Самое дорогое приносили, отдавали, на нитки, на лески, как рыбку на кукан, навешивали.

«А может, отдаривали что… грехи замаливали, – подумала однажды Алена, отскребая с плит свежую грязь и пыль. – Может, и мне принести жертву свою? Бескровную… Дар свой. За все, все, что я сделала, – отдариться…»

У нее никогда не было никаких драгоценностей.

И Алена только яростнее стала тереть щеткой пол.

Она возила мокрой тряпкой, щеткой по квадратным, сколотым, как льдины, плитам, и от плит шел холод, и ей казалось – она вправду стоит на льдинах, и ледоход идет, и льдины плывут по реке, и она, еле удерживаясь на ледяной плахе, плывет вместе с ними – в резкую синь, в белый простор, в иную, счастливую жизнь.

А смерть, как темная вода, омутами, водоворотами ледяными бурлит под ногами.


И вот однажды шла она, после работы, из церкви.

Думала так: Иван, должно быть, дома уже и сам себе ужин приготовил.
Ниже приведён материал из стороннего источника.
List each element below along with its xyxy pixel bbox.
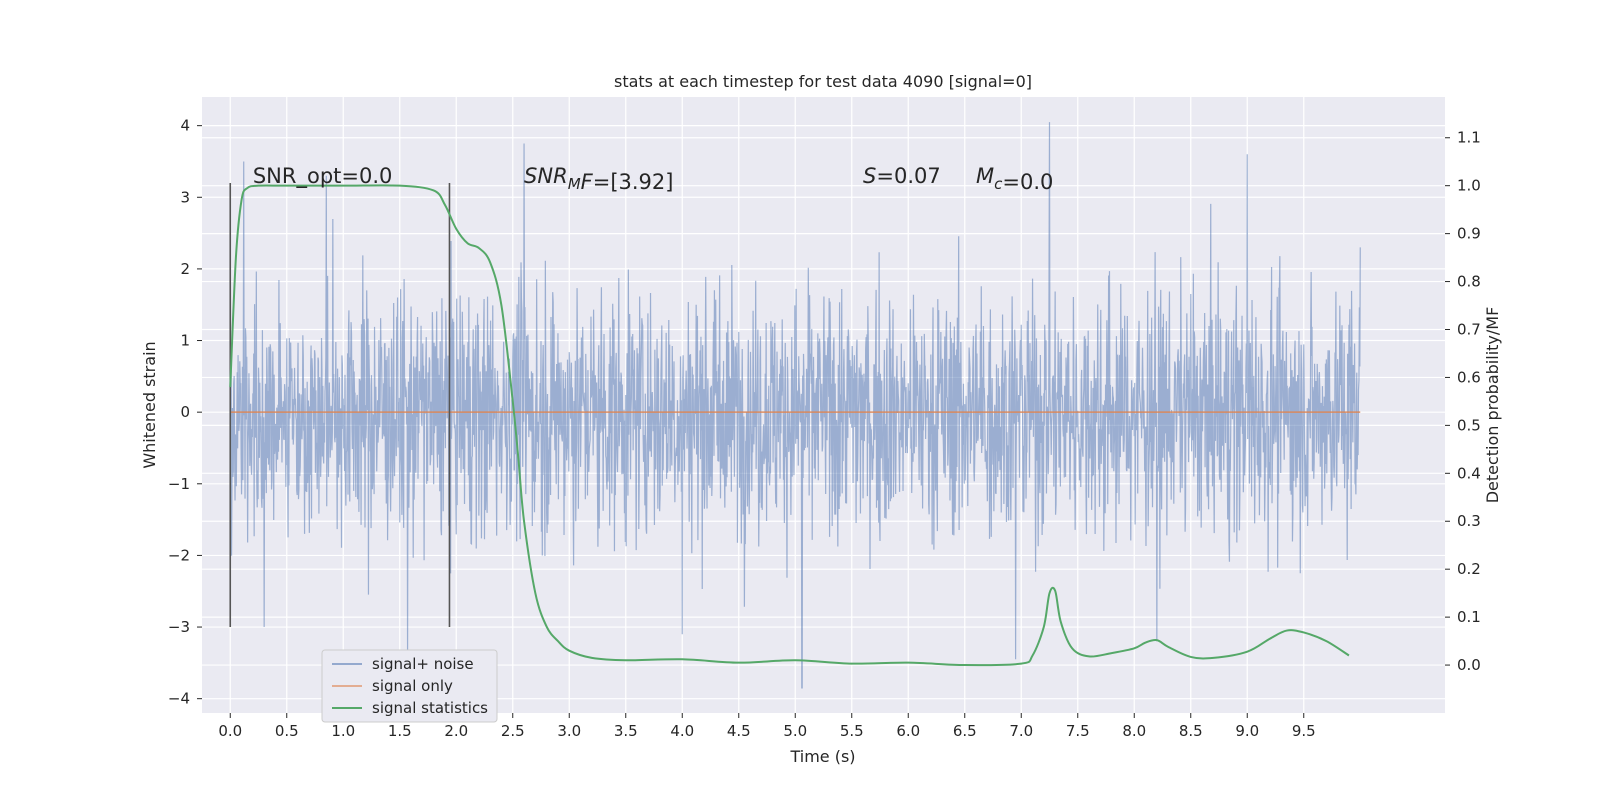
- annotation: Mc=0.0: [976, 164, 1053, 194]
- y-tick-label: 0: [180, 403, 190, 421]
- series-signal-noise: [229, 122, 1361, 689]
- y2-tick-label: 0.0: [1457, 656, 1481, 674]
- x-axis-ticks: 0.0 0.5 1.0 1.5 2.0 2.5 3.0 3.5 4.0 4.5 5.0 5.5 6.0 6…: [218, 713, 1316, 740]
- x-tick-label: 6.5: [953, 722, 977, 740]
- signal-noise-line: [229, 122, 1361, 689]
- y-tick-label: 1: [180, 332, 190, 350]
- y2-tick-label: 1.1: [1457, 129, 1481, 147]
- y2-tick-label: 0.3: [1457, 512, 1481, 530]
- x-tick-label: 4.0: [670, 722, 694, 740]
- y-tick-label: 4: [180, 117, 190, 135]
- x-tick-label: 0.0: [218, 722, 242, 740]
- x-tick-label: 5.5: [840, 722, 864, 740]
- x-tick-label: 0.5: [275, 722, 299, 740]
- x-tick-label: 3.5: [614, 722, 638, 740]
- legend-label: signal+ noise: [372, 655, 474, 673]
- x-tick-label: 8.0: [1122, 722, 1146, 740]
- legend-label: signal statistics: [372, 699, 488, 717]
- y-tick-label: 2: [180, 260, 190, 278]
- y2-axis-ticks: 0.0 0.1 0.2 0.3 0.4 0.5 0.6 0.7 0.8 0.9 1.0 1.1: [1445, 129, 1481, 674]
- y2-tick-label: 0.2: [1457, 560, 1481, 578]
- x-tick-label: 4.5: [727, 722, 751, 740]
- y-tick-label: −1: [168, 475, 190, 493]
- y2-tick-label: 0.1: [1457, 608, 1481, 626]
- series-signal-statistics: [229, 184, 1350, 667]
- x-tick-label: 5.0: [783, 722, 807, 740]
- legend-label: signal only: [372, 677, 453, 695]
- x-axis-label: Time (s): [789, 747, 855, 766]
- x-tick-label: 9.5: [1292, 722, 1316, 740]
- y2-tick-label: 0.9: [1457, 225, 1481, 243]
- y2-tick-label: 0.8: [1457, 273, 1481, 291]
- x-tick-label: 1.5: [388, 722, 412, 740]
- x-tick-label: 9.0: [1235, 722, 1259, 740]
- legend-box: [321, 649, 498, 723]
- x-tick-label: 1.0: [331, 722, 355, 740]
- x-tick-label: 2.5: [501, 722, 525, 740]
- x-tick-label: 7.0: [1009, 722, 1033, 740]
- vertical-markers: [229, 182, 451, 628]
- x-tick-label: 8.5: [1179, 722, 1203, 740]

Спасибо Ивану, терпеливый сынок у меня. Терпит мамку безумную.

Ну что ж, не выучилась, мать; не удалось тебе стать кем-то важным, заиметь профессию и дело большое в руках. А вот в руках твоих – тряпка да щетка.

Ну и что? Любой труд угоден Господу, так и батюшка говорит. И она сама знает это.

Шла, брела. Остановилась вдруг. Закрыла глаза.

И перед глазами ее встал во всей красе ее храм родной, куда она каждый день убираться ходила.

И вдруг, внезапно, почудилось ей, что – не здесь, не внутри этого торжественного, праздничного святого дворца, с богатыми, золотом да киноварью написанными, за стеклом сохраняемыми, ухоженными иконами громадными, царственно-роскошными, не под этим пугающе-высоким, уходящим в небо куполом Бог живет. Что совсем не это Его дом.

Что она моет, убирает вовсе не Его дом, а что-то такое роскошное, да, красивое, позолоченное, витое, самоцветами щедро усыпанное, – но совсем, совсем не дом Его истинный, родной, светлый!